Scott, who famously wrote, “Great God! This is an awful place,” upon his arrival, was despondent to find the Norwegian flag already there. The sadness turned to tragedy when he and his crew died on their return trip.

Today, the South Pole is occupied by the Amundsen-Scott South Pole Station, an American scientific base that houses about 250 people in the summer and a skeleton crew of about 50 in the winter. That includes scientists who do research, such as using giant telescopes to peer into the depths of the universe or working on a neutrino detector buried in the ice that looks for the miniscule, nearly massless subatomic particles. There are also all the support staff needed to keep the station running, such as cooks, equipment drivers and construction teams.

That summer population is being eclipsed by the 300 or so tourists expected over the course of the season, the bulk of whom were there for the Amundsen anniversary and another large wave that’s coming for Scott’s centennial.

Aggens said the increased bookings for South Pole trips this year were due in large part to the anniversary.

“There’s a general interest in history and excitement of being down there for this celebration,” she said.

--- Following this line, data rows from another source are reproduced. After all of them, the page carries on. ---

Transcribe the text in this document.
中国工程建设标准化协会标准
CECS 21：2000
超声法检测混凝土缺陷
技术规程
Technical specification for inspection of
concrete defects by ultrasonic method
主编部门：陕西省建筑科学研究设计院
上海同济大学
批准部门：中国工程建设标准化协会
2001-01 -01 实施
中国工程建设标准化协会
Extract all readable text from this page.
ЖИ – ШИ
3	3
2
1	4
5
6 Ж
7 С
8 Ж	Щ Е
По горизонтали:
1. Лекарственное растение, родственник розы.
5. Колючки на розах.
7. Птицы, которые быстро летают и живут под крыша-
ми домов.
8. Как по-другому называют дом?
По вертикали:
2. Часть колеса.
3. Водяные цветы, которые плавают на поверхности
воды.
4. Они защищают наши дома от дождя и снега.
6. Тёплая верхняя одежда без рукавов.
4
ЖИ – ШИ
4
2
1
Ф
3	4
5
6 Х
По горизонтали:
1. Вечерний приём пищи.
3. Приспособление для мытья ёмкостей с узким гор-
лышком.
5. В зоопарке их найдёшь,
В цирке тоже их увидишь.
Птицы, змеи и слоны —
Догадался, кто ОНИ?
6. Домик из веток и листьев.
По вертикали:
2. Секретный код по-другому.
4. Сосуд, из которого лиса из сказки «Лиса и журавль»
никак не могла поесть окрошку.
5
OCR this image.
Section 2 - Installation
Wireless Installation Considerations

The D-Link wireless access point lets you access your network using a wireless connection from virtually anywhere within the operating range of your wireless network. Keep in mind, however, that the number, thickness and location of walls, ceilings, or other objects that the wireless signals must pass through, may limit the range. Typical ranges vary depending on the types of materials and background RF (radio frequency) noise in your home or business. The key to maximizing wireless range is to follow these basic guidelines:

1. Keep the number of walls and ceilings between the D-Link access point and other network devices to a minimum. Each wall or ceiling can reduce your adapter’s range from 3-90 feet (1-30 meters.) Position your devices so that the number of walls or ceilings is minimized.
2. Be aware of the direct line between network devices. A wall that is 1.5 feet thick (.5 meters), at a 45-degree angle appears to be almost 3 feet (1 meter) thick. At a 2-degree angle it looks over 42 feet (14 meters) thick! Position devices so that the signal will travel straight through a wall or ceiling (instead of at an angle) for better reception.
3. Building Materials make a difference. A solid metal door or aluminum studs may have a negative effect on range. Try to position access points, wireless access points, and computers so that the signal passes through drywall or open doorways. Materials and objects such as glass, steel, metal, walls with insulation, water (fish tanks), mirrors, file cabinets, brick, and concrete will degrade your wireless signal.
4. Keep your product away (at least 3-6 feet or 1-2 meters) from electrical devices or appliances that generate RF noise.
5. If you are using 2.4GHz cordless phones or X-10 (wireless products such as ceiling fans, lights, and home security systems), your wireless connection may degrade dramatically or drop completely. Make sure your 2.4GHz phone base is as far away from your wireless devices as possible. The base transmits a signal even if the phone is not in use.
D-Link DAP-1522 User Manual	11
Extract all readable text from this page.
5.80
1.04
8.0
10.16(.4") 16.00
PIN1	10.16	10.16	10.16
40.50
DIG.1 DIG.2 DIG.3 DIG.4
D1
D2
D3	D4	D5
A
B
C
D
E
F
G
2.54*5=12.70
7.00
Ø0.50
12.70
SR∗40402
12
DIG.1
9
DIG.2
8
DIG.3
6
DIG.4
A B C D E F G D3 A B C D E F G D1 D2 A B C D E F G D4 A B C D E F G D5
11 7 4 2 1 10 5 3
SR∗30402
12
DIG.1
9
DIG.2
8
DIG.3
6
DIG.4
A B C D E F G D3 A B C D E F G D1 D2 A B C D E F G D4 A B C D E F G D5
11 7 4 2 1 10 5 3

Aggens, who has been to the South Pole once before, sat out this year because she had a baby in May. (That likely won’t keep her sidelined for long — she brought her older child on a trip to the Arctic, when she was 18 months old.)

Aggens still feels the tug of history from her office in Wilmette.

“Scott and Amundsen were two exceptional explorers,” she said. “These were magnificent feats of exploration in every sense of the word. … It’s hard to imagine what it would be like today to embark on such an expedition without the comfort of global communications.”

A trip of a lifetime

PolarExplorers charges between $40,000 and $65,000 for its South Pole trips. It was gearing up for extra interest this year, due in part to its experience with increased bookings two years ago for the anniversary of American Robert Peary’s arrival at the North Pole.

“It was a natural for us to have another centennial year season down south,” Aggens said.

About half the company’s clients are American; the rest hail from all over the world. Two are locals — one is from Evanston and one from Barrington.

“All those Chicago winters should hopefully help out,” Aggens joked.